Mittlerweile kann ich beinahe auf 10 Jahre leistungsorientierten Laufsport zurückblicken. Erfolgreich, minder erfolgreich, aber doch immer mit der nötigen Ambition zur richtigen Zeit. Schnell habe ich dafür eigene Wege gewählt und mich viel mit der Basis dieses Sport auseinandergesetzt:

Training.

Ohne wird es schwer und mit noch ein wenig mehr. Denn etwas dabei falsch zu machen, ist relativ einfach, grade in den direkten Wettkampfphase. Über meinen Vater Andreas Wollherr, der mich seit immer schon trainiert, habe ich viel über die allgemeine Trainingslehre erfahren, besonders aus der polnischen Laufschule der 50er Jahre. In der Zusammenarbeit mit anderen Trainern konnten wir über Jahre unsere eigene kleine Trainingswissenschaft verfeinern, indem wir uns gewisse Inhalte angeeignet haben oder auch immer genau wussten, was absoluter Schwachsinn ist. Mein Vater verfolgt in seinem Training stets den Ansatz, sich nur der Trainingsmittel zu bedienen, die auch altersgerecht sind. Auf diese Weise dauert es bis zum Erfolg manchmal den ein oder anderen Tag länger, aber auf dem Weg dorthin bleibt man verletzungsfrei.
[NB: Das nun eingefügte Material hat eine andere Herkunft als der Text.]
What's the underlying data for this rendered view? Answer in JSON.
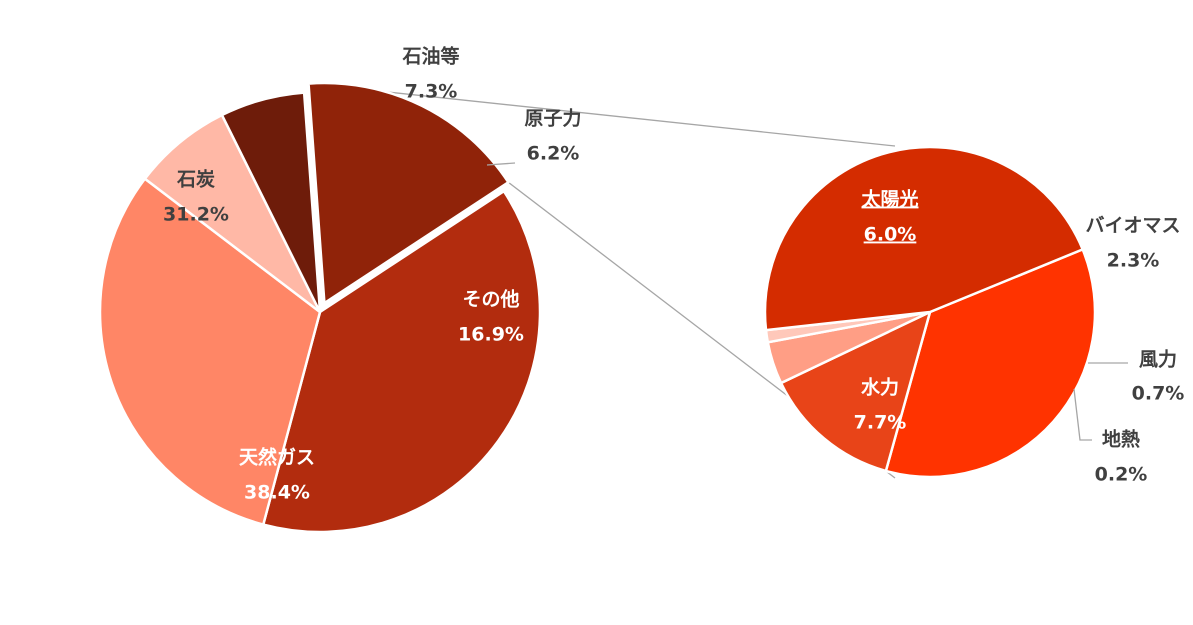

Im Laufe der Zeit habe ich mich bezüglich des Trainings immer mehr selbstständig gemacht, eigene Pläne geschrieben, nach neuen Anreizen gesucht, um oftmals feststellen zu dürfen, das nicht alles von früher schlecht gewesen ist. Seit Ende 2009 bin ich nun mein eigener Trainer, steuere die Trainings -und Wettkampfplanung selbstständig, wobei ich natürlich weiterhin mit meinem Vater vieles bespreche und diskutiere. Man sollte sich bloß immer bewusst machen, dass ein Trainer auf dem Papier schöne Zahlen aus Zeit und Strecke miteinander kombinieren kann, alles zusammen auf einem Plan logisch und zumutbar aussieht, aber letztendlich ist man selbst der Arsch, der das alles trainieren muss, wenn er denn will.

Probleme gibt es nur, wenn etwas nicht funktioniert.

Und dann kommen sie meist mit der ganzen Großfamilie. Daher sollte sich niemand bloß auf den Kopf eines anderen verlassen, sondern immer versuchen mitzuarbeiten, sich weiterzuentwickeln und dem kreativen Prozess des Trainings den eigenen Charakter verleihen.

Anzüge von der Stange gibt es beim Discounter. Sie mögen dir vielleicht passen, aber irgendwo findest du immer eine Stelle, die du gerne ändern möchtest und dann liegt es an dir, ob du die Nähte öffnest und zu Nadel und Faden greifst oder du dich mit dem Kartoffelsack zufrieden gibst.